I was thinking Canada would definitely want to be in on the ISS, and one idea I did have is that Canada is going to have rather a problem with the Soufrière Hills volcano once its eruption begins in 1995, and one idea I had was to one the volcanic eruption has stopped use of the island for a launch station might be a good idea, but that's gonna be at least 2017, because of course, the bloody volcano doesn't really wanna stop. :noexpression: Once that starts, launching closer to the equator would be something everyone would appreciate, and it could be a major Canadian contribution to space travel.

As far as a Canadian module, I was thinking Canada might build one of the modules that got cancelled IOTL, perhaps the centrifuge module could be a Canadian piece of the ISS.

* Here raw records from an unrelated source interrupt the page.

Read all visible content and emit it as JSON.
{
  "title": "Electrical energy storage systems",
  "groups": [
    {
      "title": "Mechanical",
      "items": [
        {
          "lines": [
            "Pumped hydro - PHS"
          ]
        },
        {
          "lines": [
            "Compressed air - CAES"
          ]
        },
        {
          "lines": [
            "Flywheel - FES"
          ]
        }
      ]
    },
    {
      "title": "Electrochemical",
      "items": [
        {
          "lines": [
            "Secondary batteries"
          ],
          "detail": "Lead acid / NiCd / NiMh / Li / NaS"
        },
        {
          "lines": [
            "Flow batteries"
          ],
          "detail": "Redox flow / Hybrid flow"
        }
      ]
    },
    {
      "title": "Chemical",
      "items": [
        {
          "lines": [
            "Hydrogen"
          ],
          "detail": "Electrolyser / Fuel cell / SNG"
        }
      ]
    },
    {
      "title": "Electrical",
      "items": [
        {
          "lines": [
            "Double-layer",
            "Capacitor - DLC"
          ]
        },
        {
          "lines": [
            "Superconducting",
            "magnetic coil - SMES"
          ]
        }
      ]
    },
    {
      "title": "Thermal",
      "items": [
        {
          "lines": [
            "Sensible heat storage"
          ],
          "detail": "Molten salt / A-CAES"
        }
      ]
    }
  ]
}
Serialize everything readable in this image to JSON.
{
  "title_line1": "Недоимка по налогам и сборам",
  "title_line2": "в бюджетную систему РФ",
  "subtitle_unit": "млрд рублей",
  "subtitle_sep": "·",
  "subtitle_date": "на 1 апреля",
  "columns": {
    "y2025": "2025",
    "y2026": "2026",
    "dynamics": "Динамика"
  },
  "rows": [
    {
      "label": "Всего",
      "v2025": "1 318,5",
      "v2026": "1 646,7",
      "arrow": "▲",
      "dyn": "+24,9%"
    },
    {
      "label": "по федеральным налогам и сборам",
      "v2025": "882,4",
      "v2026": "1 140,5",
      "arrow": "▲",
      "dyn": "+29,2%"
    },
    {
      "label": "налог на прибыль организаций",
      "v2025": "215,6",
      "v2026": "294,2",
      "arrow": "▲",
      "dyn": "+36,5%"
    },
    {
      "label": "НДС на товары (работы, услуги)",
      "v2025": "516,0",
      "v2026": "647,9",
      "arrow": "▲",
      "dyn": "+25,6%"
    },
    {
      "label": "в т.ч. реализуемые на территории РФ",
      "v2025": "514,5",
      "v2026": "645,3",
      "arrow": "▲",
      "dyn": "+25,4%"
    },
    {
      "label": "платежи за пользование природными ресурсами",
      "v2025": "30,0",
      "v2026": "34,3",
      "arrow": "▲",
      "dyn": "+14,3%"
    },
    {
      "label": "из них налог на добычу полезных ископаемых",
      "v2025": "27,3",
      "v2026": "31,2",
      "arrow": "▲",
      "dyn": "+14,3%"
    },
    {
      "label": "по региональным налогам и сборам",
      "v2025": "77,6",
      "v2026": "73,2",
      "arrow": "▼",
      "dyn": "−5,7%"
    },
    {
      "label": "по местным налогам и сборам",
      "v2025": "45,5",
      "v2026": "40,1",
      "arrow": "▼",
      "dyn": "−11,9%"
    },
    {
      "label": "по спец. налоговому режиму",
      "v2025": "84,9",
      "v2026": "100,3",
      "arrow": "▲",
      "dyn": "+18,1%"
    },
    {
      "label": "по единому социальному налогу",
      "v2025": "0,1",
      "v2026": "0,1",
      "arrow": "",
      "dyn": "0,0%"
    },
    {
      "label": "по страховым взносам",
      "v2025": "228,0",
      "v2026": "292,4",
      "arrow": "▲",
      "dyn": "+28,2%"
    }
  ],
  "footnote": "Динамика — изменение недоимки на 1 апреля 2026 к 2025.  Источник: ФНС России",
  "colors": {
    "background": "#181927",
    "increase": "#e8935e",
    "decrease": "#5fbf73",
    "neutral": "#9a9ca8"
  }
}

I have been thinking about this myself. Canada might actually be able to build something on one of its Caribbean islands due to there location near the equator. If Canada does get involved in space flight I suspect it would only be unmanned unless they build either something like the shuttle or a SSTO vehicle.

See above. ;)
 

Ming777

Monthly Donor
Maybe they also make the habitation module that would allow earlier crews of six on the ISS than in OTL.
 
This is a true no-apocalypse-in-this-universe Superpower Canada, with bombers, aircraft carriers, a quite sizable land army, domestic arms industries and nuclear weapons mounted on cruise missiles. (It just seems to me like nuclear-armed standoff cruise missiles seem more up Canada's alley than ICBMs or SSBNs.) This Canada by TTL's modern day has a population of 80-85 million, pretty much has the Caribbean as its home lake along with the Great Lakes, is truly culturally and ethnically diverse (though some things are shared among everyone....) and prosperous to a point almost beyond meaning - a total GDP bigger than Germany, and trillions in the bank in the federal and provincial funds (which also makes a number of companies not based in Canada (including General Motors, General Electric, Boeing, Rolls-Royce Orenda, Royal Dutch Shell, Archer Daniels Midland and Continental, among others, pay attention to the demands of stock holders in various levels of Canadian government, which usually means keeping operations in Canada), a highly-valued currency and an infrastructure which is rather overbuilt but which reduces pollution, makes travel for business or pleasure easy. Canadians have one of the world's highest standards of living, and one of the world's most-successful education systems and a very-highly-advanced healthcare system works to keep it that way.
:hushedface:
 
Maybe they also make the habitation module that would allow earlier crews of six on the ISS than in OTL.

That was an idea. I also had the idea of a Canadarm and a maintenance module for the ISS to allow those on the station to make repairs on their own if it is necessary. I don't think Canada has the resources to make their own spacecraft big enough to lift pieces for the ISS (at least not until the future, hint, hint....) but they certainly can pay for a shuttle flight, and this Canada most certainly has launched satellites for both civilian and military purposes.

With glowing hearts we see thee rise a true North strong and free!


It gets better than that, even. How you will soon see, but you can be assured its going to be huge and spectacular. :)
 

Ming777

Monthly Donor
Another thing that may have changed is how the Civil Right Movement in the States progressed. Civil Rights Leaders might point out how much better people of colour are treated north of the Border, including Montreal's welcome and support of Jackie Robinson during his time with the Montreal Royals, how well the predominantly black Carribean Provinces are treated and invested in after joining Confederation.